In Belgium, psychiatrists are prescribing museum visits to their patients
The scientific community already agrees on the multiple therapeutic virtues of art and, by extension, of so-called ‘museum therapy’
GOING to a museum to help take care of your health? The idea may sound surprising, but it is gaining ground.
In Brussels, mental health professionals can now advise their patients suffering from depression, anxiety or stress to visit a museum for therapeutic purposes.
This six-month pilot project allows psychiatrists at the Brugmann University Hospital to send their patients to one of the many museums in the Belgian capital. These museum prescriptions give patients the opportunity to go and enjoy a free exhibition with a few friends and family members.
They can go to the Fashion and Lace Museum, the Sewer Museum, the GardeRobe MannekenPis Museum or the Centrale for Contemporary Art.
This initiative was inspired by a Canadian programme launched in 2018 by a French-speaking doctors’ organisation called Médecins francophones du Canada.
It allowed its thousands of member physicians to send their patients suffering from depression, diabetes or chronic illnesses to the Montreal Museum of Fine Arts for free. It has since spawned similar initiatives in Switzerland and France.
The Belgian pilot project seeks to evaluate the impact of cultural institutions on mental health and well-being. The scientific community already agrees on the multiple therapeutic virtues of art and, by extension, of so-called ‘museum therapy’.
Researchers at the University of Pennsylvania recently discovered that contact with works of art significantly reduces anxiety and stress, for example.
Museum visits have also been shown to help prevent and manage behavioural and psychological symptoms of dementia.
A team of Australian and South African researchers found that these cultural therapies can improve cognitive function in people with dementia.
If one thing’s for sure, it’s that visiting a museum is good for your health.
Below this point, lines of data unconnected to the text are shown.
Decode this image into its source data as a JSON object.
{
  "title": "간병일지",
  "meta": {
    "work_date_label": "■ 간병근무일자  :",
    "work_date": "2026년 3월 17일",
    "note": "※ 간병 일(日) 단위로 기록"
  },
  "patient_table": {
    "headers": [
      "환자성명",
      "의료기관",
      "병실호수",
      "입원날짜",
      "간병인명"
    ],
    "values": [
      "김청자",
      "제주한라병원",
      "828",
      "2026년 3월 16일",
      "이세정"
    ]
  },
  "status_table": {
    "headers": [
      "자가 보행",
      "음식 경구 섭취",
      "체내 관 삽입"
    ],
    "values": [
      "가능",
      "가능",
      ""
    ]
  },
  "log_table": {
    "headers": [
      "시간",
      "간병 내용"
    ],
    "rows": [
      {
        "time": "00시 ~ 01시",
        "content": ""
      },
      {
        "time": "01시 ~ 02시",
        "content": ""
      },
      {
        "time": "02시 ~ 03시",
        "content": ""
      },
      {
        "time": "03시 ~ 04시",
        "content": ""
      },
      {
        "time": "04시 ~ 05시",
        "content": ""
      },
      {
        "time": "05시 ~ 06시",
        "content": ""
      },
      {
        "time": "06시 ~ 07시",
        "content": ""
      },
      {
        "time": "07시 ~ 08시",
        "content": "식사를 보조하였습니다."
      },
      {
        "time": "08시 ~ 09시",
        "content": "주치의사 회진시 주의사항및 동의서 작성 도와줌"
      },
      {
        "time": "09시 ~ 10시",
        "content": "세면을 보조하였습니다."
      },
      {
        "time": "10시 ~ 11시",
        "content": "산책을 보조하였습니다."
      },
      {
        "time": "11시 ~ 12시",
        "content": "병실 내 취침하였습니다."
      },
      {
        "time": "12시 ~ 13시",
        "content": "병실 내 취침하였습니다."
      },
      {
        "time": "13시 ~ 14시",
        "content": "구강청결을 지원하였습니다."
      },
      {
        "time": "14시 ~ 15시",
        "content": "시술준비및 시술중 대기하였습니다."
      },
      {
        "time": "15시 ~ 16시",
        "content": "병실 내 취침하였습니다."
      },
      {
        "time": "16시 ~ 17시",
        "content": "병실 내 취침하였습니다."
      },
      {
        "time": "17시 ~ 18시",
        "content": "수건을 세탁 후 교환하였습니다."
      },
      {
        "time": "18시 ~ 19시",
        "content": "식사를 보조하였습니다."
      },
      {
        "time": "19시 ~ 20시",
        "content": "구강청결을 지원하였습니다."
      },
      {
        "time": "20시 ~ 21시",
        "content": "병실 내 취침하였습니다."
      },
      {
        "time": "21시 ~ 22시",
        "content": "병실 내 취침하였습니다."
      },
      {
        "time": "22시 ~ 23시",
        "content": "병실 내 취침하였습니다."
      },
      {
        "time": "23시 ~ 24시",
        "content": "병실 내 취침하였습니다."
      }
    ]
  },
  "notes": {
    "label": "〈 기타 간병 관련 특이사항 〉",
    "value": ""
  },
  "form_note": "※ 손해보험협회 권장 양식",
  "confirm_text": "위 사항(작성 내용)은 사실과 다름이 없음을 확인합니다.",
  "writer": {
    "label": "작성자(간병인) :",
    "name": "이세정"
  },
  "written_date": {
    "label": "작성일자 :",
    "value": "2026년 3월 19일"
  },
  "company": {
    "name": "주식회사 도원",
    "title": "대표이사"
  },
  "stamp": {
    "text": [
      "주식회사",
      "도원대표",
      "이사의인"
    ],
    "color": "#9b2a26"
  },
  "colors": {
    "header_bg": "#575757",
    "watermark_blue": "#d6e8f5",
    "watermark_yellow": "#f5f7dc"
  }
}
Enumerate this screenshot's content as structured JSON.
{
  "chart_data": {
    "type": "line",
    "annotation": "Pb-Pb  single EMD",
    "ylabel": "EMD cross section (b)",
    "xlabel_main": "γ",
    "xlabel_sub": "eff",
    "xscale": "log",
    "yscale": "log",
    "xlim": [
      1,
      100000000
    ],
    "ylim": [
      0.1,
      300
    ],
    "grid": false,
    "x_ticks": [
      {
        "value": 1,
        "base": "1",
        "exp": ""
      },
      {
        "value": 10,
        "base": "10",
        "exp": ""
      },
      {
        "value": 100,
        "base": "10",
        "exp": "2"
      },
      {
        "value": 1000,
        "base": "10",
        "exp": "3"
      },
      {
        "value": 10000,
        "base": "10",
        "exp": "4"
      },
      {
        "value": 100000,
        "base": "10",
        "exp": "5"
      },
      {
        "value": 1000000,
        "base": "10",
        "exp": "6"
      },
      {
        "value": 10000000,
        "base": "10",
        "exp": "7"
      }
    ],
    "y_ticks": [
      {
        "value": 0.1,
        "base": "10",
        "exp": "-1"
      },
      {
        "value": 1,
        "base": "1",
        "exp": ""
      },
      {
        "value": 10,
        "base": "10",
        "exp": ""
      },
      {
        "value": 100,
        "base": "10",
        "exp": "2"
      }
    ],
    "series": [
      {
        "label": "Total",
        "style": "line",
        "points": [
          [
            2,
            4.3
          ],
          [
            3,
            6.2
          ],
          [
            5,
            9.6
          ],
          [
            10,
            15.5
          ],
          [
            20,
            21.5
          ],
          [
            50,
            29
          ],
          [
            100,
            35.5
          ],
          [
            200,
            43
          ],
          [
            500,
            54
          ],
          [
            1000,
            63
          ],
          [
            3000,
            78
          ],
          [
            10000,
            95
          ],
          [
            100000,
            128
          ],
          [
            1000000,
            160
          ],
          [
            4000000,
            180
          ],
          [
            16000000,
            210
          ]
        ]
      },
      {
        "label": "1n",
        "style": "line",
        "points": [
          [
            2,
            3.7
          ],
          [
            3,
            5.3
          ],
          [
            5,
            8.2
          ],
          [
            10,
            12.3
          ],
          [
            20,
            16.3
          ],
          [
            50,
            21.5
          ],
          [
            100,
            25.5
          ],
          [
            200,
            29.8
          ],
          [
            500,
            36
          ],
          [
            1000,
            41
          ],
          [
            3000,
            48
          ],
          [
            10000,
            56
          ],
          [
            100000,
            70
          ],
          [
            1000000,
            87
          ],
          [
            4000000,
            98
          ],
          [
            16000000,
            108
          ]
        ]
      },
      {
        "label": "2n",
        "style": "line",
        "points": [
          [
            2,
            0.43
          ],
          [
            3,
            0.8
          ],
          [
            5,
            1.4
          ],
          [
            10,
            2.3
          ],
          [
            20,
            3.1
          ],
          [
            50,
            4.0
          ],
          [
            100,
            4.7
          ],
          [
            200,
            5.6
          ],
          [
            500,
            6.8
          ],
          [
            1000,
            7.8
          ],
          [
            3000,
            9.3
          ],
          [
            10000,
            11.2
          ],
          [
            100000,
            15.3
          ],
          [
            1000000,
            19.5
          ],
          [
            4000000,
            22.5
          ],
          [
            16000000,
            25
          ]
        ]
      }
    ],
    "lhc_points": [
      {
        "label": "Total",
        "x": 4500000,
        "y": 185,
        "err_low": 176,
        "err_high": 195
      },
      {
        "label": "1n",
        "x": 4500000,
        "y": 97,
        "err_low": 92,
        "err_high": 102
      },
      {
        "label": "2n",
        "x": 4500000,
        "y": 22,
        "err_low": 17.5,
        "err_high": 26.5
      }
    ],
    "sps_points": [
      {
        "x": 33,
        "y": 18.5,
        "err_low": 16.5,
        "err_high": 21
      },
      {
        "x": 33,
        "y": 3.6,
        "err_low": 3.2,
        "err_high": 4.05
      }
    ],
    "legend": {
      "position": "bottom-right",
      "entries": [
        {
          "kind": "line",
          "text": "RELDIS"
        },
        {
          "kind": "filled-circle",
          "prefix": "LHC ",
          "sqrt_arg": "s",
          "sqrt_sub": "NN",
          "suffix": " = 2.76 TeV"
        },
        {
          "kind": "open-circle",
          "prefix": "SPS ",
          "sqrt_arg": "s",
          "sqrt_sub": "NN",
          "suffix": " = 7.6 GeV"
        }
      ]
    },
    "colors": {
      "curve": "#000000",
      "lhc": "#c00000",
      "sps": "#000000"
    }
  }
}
This activity can soothe chronic pain and suffering, while fighting against the isolation of some of society’s most vulnerable people.
“Anything could have therapeutic value if it helps people get a good feeling and get in touch with themselves,” Dr Johan Newell, a psychiatrist at Brugmann University Hospital, told The Guardian.
“[Museum visits on prescription are] just one extra tool that could help people get out of the house: to resocialise, reconnect with society.”
Delphine Houba, alderwoman of culture, tourism, big events and municipal equipment of the city of Brussels, also sees this initiative as a way to reinforce access to culture.
“Even before Covid, for some people it [was] not easy to open the door of a museum, they don’t feel at ease, they don’t think that it’s for them. And I really want to show that cultural venues are for everybody,” she told The Observer.